Meine Euphorie wurde jedoch stark gedämpft, als ich die Tür von Annas Zimmer aufriss und sie in ihrem Bett liegen sah. Sie war schneeweiß und war an eine Infusion angelegt, die sie mit irgendeiner durchsichtigen Flüssigkeit versorgte. Ihre Augen waren trüb und matt, nicht so strahlend wie sonst, wobei sie kurz freudig aufblitzten, als sie mich sah: „Hey, Sol!". Ihre Stimme klang dünn und kratzig. Ich hab sie doch erst letzte Woche gesehen, als ich für vier Tage im Krankenhaus war, da ging es ihr noch gut!

„Oh Gott, Anna, was ist denn mit dir?", fragte ich besorgt und lief zu ihrem Bett.

„Es ist alles okay, ich-".

„Solea!", wurde sie von meinem Arzt unterbrochen, der gerade im Flur vorbei lief und durch die Tür sah, die ich vor Schreck wohl offen gelassen habe. „Komm da raus, du kannst Anna im Moment nicht sehen.".

„Was? Aber ich...", stotterte ich verwirrt.

„Du könntest dich anstecken!", erwiderte er schroff. Anstecken?
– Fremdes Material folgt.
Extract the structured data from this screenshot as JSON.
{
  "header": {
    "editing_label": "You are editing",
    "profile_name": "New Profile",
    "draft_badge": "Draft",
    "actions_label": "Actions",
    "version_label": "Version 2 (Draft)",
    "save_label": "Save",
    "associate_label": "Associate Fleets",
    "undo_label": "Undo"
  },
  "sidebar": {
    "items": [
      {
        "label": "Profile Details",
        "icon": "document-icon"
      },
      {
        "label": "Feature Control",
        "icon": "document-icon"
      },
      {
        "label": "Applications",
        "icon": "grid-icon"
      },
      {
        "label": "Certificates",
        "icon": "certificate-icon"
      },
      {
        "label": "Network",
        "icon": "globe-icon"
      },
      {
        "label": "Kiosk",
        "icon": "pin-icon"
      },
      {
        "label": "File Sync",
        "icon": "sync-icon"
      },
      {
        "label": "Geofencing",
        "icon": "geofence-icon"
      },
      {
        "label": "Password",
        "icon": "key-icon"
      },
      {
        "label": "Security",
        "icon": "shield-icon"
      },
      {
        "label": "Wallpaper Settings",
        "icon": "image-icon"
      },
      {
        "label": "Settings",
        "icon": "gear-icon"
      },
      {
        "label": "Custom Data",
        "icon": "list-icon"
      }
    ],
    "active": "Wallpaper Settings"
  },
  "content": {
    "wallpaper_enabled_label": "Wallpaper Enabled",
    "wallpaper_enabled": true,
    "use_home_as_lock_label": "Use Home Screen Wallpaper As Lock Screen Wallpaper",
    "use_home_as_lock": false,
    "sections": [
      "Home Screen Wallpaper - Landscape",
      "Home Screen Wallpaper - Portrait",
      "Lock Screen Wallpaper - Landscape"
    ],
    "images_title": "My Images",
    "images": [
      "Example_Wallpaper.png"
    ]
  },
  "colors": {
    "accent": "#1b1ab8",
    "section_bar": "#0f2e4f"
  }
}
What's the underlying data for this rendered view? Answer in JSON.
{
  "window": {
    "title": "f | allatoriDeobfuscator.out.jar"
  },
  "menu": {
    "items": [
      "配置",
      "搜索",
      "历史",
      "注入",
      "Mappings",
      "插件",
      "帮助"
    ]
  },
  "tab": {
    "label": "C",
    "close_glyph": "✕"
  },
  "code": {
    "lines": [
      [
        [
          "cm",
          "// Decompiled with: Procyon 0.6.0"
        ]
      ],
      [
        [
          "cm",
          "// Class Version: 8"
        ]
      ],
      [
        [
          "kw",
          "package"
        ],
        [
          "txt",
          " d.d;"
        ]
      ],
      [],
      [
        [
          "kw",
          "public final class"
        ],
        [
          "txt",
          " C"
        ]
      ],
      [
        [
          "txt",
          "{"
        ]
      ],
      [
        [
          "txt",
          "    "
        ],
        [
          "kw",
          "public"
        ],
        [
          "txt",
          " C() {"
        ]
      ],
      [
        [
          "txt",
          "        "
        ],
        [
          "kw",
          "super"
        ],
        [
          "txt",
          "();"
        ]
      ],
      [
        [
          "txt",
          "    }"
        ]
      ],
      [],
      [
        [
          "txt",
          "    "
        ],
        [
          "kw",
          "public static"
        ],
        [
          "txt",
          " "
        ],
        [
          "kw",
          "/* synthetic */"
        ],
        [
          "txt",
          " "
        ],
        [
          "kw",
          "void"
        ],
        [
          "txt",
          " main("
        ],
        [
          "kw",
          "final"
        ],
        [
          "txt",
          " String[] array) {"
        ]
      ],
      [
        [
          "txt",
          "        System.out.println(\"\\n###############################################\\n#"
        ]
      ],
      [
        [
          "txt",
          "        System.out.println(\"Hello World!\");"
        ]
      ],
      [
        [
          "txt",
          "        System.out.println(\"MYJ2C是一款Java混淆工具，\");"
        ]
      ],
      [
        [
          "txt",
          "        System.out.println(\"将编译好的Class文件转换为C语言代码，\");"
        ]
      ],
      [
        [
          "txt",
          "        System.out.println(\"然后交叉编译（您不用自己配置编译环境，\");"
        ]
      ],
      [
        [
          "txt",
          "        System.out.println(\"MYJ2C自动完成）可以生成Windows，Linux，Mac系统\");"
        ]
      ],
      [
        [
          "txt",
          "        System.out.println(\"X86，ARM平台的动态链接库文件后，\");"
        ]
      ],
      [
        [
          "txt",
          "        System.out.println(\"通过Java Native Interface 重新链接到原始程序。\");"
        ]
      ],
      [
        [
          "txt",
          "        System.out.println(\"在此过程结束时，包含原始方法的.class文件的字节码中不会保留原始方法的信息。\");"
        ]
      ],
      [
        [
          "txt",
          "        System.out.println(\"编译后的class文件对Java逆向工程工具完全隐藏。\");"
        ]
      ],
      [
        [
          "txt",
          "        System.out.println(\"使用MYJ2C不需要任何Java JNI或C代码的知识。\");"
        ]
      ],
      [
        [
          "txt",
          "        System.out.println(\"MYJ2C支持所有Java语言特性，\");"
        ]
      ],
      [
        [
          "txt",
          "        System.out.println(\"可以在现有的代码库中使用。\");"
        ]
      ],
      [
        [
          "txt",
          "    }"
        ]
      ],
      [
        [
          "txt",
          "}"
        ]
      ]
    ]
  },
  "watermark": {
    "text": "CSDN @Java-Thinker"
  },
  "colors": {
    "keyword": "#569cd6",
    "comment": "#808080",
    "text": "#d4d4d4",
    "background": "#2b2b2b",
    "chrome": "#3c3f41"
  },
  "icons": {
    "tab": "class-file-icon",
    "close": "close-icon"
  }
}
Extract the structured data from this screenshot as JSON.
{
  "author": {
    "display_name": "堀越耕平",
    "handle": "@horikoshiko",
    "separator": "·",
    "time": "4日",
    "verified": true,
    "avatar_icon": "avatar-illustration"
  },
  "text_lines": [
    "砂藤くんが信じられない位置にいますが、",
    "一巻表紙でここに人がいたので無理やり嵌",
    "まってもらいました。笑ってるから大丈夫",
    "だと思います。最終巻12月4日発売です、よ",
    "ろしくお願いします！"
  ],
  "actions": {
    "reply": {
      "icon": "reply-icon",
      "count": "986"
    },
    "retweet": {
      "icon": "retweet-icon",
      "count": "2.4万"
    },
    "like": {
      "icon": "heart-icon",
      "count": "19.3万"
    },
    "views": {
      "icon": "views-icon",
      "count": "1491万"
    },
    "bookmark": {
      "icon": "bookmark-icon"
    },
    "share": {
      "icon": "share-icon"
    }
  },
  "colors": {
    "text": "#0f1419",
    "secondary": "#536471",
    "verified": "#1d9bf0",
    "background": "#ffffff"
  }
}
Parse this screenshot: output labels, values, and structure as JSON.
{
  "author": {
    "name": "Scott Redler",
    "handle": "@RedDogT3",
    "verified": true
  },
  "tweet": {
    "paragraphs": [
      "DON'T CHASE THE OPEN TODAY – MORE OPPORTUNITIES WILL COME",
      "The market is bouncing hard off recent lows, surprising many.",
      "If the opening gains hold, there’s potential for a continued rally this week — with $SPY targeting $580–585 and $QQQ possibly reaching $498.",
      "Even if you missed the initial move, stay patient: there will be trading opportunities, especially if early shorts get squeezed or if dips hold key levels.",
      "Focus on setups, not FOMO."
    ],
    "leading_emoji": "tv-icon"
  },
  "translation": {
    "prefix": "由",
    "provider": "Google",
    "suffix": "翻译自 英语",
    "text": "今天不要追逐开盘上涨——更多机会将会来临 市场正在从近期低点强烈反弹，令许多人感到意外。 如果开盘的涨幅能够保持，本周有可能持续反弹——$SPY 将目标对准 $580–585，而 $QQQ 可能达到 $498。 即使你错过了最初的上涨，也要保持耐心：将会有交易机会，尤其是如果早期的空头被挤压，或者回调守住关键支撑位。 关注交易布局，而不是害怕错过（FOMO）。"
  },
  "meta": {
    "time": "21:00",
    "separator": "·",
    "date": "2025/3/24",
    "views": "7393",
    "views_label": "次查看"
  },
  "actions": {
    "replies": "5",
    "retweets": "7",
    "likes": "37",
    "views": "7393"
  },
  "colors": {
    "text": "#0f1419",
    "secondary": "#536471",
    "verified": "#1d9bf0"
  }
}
Soweit ich weiß, war Leukämie jawohl nicht ansteckend.

„Tut mir leid.", ich sah Anna entschuldigend an „Ich ruf dich nachher an, okay?".

Sie nickte lächelnd und ich eilte nach draußen zu meinem Arzt, der die Tür hinter mir schloss. „Anna hat eine schwere Infektion.", erklärte er mir und sah mich streng an „Du könntest dich anstecken.".

„Eine Infektion?", fragte ich erschrocken „Ist das denn schlimm?".

Der Arzt seufzte: „Wie du ja weißt hat Anna eine chronische myeloische Leukämie. Sie befindet sich gerade in der sogenannten Blastenphase, in der sich die weißen Blutkörperchen im Knochenmark sehr stark vermehren und ins Blut ausgeschwemmt werden. Der hohe Anteil an Blasten, das sind nicht ausgereifte, funktionslose weiße Blutkörperchen, ist sehr hoch, wodurch der Körper kaum noch in der Lage ist, sich gegen Krankheitserreger zu wehren.".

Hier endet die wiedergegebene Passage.